In 2011, Vanessa Purdom purchased a single-family home in Vincennes that received the homestead standard deduction in 2011-2012 and again in 2014. However, her property did not receive the standard deduction for the 2013 tax year.

Purdom appealed to the Indiana Board in 2014, claiming the Knox County assessor erred by not applying the standard deduction to her property for the 2013 tax year. Although it acknowledged that Purdom’s property met the definition of a “homestead” to qualify for the standard deduction, the Indiana Board of Tax Review concluded it was ineligible because she had failed to prove that she had filed a certified statement as required by Indiana Code § 6-1.1-12-37(e), had otherwise properly applied for the deduction, or was exempt from the application requirement.

Two years later, Purdom filed a petition to correct error with the assessor for the same property and the 2013 tax year, but because no action was taken on her appeal, she again appealed to the Indiana Board. This time, she asserted that the assessor imposed a 2% tax cap instead of the 1% tax cap amount that applies to property defined as “homestead” property. But the assessor asserted that Purdom’s property tax liability was not entitled to the 1% tax cap because her property had not been granted a standard deduction for 2013.
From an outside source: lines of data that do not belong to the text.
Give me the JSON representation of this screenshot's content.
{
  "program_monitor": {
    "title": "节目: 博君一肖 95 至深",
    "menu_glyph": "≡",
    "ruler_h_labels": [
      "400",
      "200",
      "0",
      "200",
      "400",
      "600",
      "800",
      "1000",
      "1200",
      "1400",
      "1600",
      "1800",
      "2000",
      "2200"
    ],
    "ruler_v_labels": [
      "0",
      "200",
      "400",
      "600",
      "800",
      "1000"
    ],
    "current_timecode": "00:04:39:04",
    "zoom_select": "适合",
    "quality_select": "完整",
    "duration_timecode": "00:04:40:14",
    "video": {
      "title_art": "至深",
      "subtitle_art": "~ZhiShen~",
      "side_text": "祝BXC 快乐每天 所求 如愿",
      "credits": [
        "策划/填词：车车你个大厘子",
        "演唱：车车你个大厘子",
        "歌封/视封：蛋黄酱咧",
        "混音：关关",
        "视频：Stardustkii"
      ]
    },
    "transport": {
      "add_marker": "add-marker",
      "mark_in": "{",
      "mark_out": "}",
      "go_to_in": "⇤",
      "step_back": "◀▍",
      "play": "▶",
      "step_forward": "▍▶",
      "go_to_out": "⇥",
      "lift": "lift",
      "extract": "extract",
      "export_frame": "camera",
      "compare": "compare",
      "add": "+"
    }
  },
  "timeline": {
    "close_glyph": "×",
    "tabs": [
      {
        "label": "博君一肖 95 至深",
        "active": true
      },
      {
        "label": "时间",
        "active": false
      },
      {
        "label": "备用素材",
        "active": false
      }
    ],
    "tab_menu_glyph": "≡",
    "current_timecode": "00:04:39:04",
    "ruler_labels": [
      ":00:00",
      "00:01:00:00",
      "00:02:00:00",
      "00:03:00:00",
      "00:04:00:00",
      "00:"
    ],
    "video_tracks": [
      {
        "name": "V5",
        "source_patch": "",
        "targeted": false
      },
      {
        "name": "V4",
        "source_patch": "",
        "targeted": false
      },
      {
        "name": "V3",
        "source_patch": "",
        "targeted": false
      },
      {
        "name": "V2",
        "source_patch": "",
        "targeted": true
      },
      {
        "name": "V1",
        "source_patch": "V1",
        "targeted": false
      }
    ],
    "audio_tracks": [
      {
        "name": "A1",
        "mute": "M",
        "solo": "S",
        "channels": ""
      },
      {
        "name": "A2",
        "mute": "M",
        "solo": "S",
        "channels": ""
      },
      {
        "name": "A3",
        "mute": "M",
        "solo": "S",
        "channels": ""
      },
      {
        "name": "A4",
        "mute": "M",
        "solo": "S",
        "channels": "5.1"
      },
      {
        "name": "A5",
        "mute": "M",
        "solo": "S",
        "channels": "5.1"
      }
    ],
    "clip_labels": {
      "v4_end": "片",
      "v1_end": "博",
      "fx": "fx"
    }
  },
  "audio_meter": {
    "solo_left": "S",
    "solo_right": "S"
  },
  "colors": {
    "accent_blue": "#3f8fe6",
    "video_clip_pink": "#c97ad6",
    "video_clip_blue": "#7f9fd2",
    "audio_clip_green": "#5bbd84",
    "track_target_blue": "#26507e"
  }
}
The Indiana Tax Court reversed the Indiana Board’s final determination that Purdom’s property was not entitled to the 1% tax cap, but Tax Court Judge Martha Wentworth noted that both parties’ arguments in the case missed the mark.

“Purdom urges reversal because, among other similar arguments, the Indiana Board did not revisit the question of whether her property should have received the standard deduction in 2013. In response, the assessor claims the 1% tax cap cannot apply because Purdom’s property did not receive the standard deduction in 2013,” Wentworth wrote.

“… While neither party precisely identified the dispositive question of law in this matter, the assessor did not dispute that Purdom’s property was eligible for the 2013 standard deduction. Moreover, both the record evidence and the Indiana Board’s own finding indicate Purdom’s property was eligible, although not entitled, to the 2013 standard deduction because she did not properly apply,” Wentworth wrote. “Therefore, the Court finds that Purdom’s property was eligible for the standard deduction and her tax liability should not have exceeded 1% of her property’s gross assessed value on the March 1, 2013, assessment date for the 2013 calendar year.”

The Tax Court thus remanded the case of Vanessa A. Purdom v. Knox County Assessor and Knox County Property Tax Assessment Board of Appeals, and Indiana Board of Tax Review, 18T-TA-32 for action consistent with the decision.